DOVER, N.H. – It's a good season for the beloved sweet corn on the 379-year-old Tuttle Farm. It also looks good for the crops that weren't there a year ago, produced by a group of visiting young farmers — eggplant, peppers, pumpkins and sunflowers.
The New Hampshire farm, one of the oldest continuously operated family farms in America, raised a lot of interest — and emotion — a year ago when members of the 11th generation of Tuttles announced they were putting it up for sale. Faced with debt and their own mortality, they said the 12th generation is either too young or too entrenched in other careers. A bit of history and tradition was drawing to a close.
Today, the 135-acre farm is still on the market, even though the asking price has been dropped $800,000, from $3.35 million to $2.55 million.
While the Tuttles wait for a buyer amid an uncertain economy, a new group of farmers unrelated to the family is helping to keep the operation going, trying a variety of crops, livestock and organic farming practices, and may even stay on after it's sold. They receive coaching and equipment from a nonprofit group that acts as a business incubator for farmers.
The enterprise is a first for New Hampshire but is a type of organization that has caught on throughout the country in recent years, from North Carolina to California. New Hampshire's was inspired in part by the Intervale Center in Burlington, Vt., which leases equipment, land, greenhouses and storage areas to small, independent farms.
"We need to grow some more farmers here," said Suzanne Brown, founder of the 2-year-old New Hampshire Institute of Agriculture and Forestry, who used to live on a small farm in Chester. "The average age is 56, and two-thirds of our farmers lose money."
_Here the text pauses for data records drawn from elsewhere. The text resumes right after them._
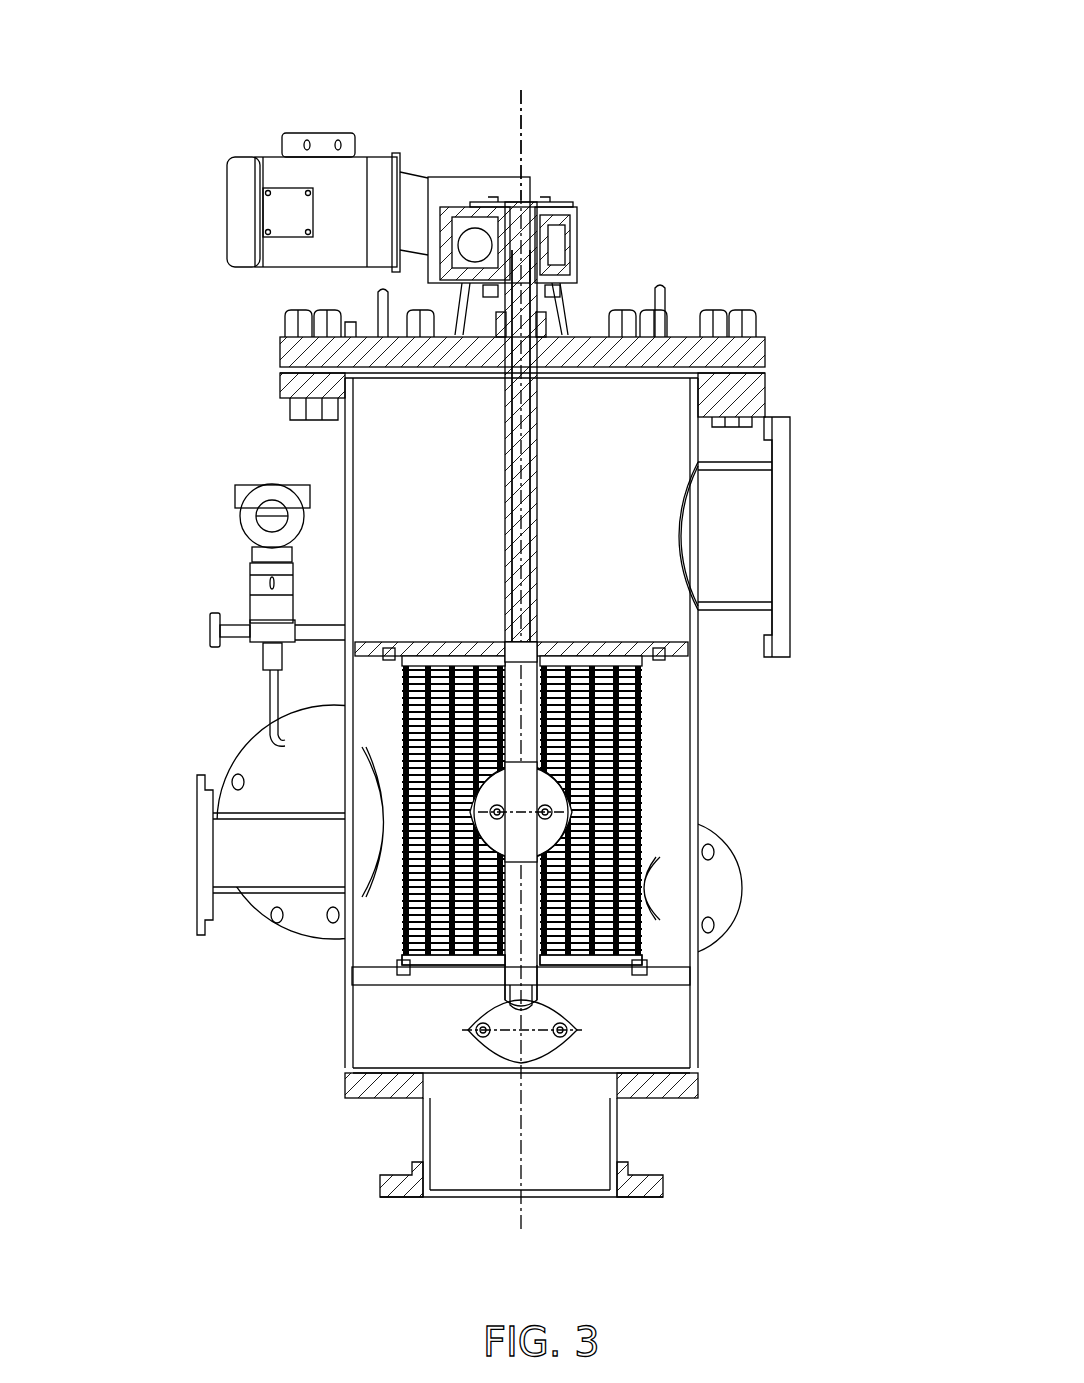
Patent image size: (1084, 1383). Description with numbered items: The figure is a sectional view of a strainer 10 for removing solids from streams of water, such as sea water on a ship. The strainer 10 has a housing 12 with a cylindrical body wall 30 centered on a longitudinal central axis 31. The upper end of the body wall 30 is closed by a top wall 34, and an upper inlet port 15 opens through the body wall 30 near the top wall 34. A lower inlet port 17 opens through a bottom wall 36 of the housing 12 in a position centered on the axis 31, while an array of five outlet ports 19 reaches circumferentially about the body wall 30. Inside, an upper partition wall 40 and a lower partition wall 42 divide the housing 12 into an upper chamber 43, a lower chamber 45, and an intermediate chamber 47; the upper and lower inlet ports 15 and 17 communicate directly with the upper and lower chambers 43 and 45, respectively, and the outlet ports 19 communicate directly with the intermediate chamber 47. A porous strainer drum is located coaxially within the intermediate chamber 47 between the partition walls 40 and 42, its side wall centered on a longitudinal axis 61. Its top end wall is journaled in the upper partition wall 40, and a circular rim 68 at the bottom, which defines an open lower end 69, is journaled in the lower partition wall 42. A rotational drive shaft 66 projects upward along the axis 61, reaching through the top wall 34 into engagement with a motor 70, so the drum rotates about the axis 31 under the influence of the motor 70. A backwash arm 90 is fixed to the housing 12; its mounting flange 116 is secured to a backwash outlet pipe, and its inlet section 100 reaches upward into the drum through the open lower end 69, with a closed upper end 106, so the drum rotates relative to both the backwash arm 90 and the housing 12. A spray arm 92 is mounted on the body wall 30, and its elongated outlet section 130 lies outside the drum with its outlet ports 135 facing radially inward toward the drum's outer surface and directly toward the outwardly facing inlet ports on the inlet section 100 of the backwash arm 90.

The strainer 10 is at (280, 72).
The housing 12 is at (340, 447).
The upper inlet port 15 is at (793, 497).
The lower inlet port 17 is at (490, 1168).
The outlet ports 19 is at (362, 862).
The body wall 30 is at (345, 478).
The central axis 31 is at (516, 108).
The top wall 34 is at (288, 352).
The bottom wall 36 is at (383, 1185).
The upper partition wall 40 is at (370, 640).
The lower partition wall 42 is at (380, 963).
The upper chamber 43 is at (428, 463).
The lower chamber 45 is at (393, 1040).
The intermediate chamber 47 is at (393, 720).
The longitudinal axis 61 is at (540, 537).
The rotational drive shaft 66 is at (505, 538).
The circular rim 68 is at (440, 970).
The open lower end 69 is at (487, 967).
The motor 70 is at (238, 205).
The backwash arm 90 is at (508, 675).
The spray arm 92 is at (640, 793).
The inlet section 100 is at (647, 957).
The closed upper end 106 is at (540, 645).
The mounting flange 116 is at (535, 1050).
The outlet section 130 is at (642, 745).
The outlet ports 135 is at (642, 725).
She said the Tuttles' story is a familiar one — "farmers getting to a place where they want to retire, they can't, they just can't keep up pace with what's happening with the markets. They would want to transition over to family members, but there's nobody there."
The small group of resident farmers, apprentices and interns started a campaign this year to "Grow Tuttle's Farm."
Jameson Small and Patrick Gale of Rollinsford, both 23, worked for the Tuttles last year, weeding and harvesting and following orders. This year, they are resident farmers, so they have more autonomy.
"I'm not learning to farm; I am farming," Small said. "That's really the big thing that hit us — wow, we're farmers now. ... If something goes bad, it's our mistake. If something goes great, it's our glory."
One of their highlights is a big patch of sunflowers. They plan to produce sunflower oil for cooking, which Small thinks he'd like to specialize in, eventually. It's not commonly produced in New England.
The Tuttles — siblings Becky, Will and Lucy — range in age from 59 to 66. They are happy to see the young farmers.
With the exception of a cousin, Becky said, she never knew a young farmer while growing up. Today, she's seeing more of them at farmers' markets. "It's just such a great, great trend because I really did used to wonder, 'Who's going to grow the food? There isn't anybody learning how to grow food in the next generation.'"
"It's such a wonderful solution," Lucy Tuttle said. "Where the farm has always been kind of a losing proposition on the retail side of the business, a nonprofit can absorb that."
While it's not unusual for a farm to be on the market after a year, the Tuttles think it's a bit of a mystery, even with the fragile state of the economy.
Dover, a few miles from Maine, has grown and developed around the property, designated as conservation land since 2006, meaning the land itself can't be developed into strip malls or condos.
"One of the unique things about this farm other than the history is that a 22,000-car-a-day road goes right through the middle of it," Will Tuttle said. "Most farms — you've got to work to get there."
The farm began in 1632 when John Tuttle arrived from England, using a small land grant from King Charles I to start his enterprise. The Tuttles' grandfather, William Penn Tuttle, built the original 20-acre parcel to about 200 acres. Their father, Hugh Tuttle, was profiled in 1971 by Life magazine as the last of a dying breed of family farmers.
Two investors who've expressed interest in the land want to continue to keep an organic farm operation, said Dan Barufaldi, the city's economic development director. They also want to find someone who can manage a possible on-site restaurant in the barn serving the locally grown food and branding the Tuttle name on products such as tomato sauce made from the farm's tomatoes and pesto from its basil.
"This is something that's very important to the city of Dover, not only because it's an icon," Barufaldi said. "It also is going to add a tourism attraction, it's going to be an educational attraction, it's going to be a wonderful to have a source for locally grown organic vegetables."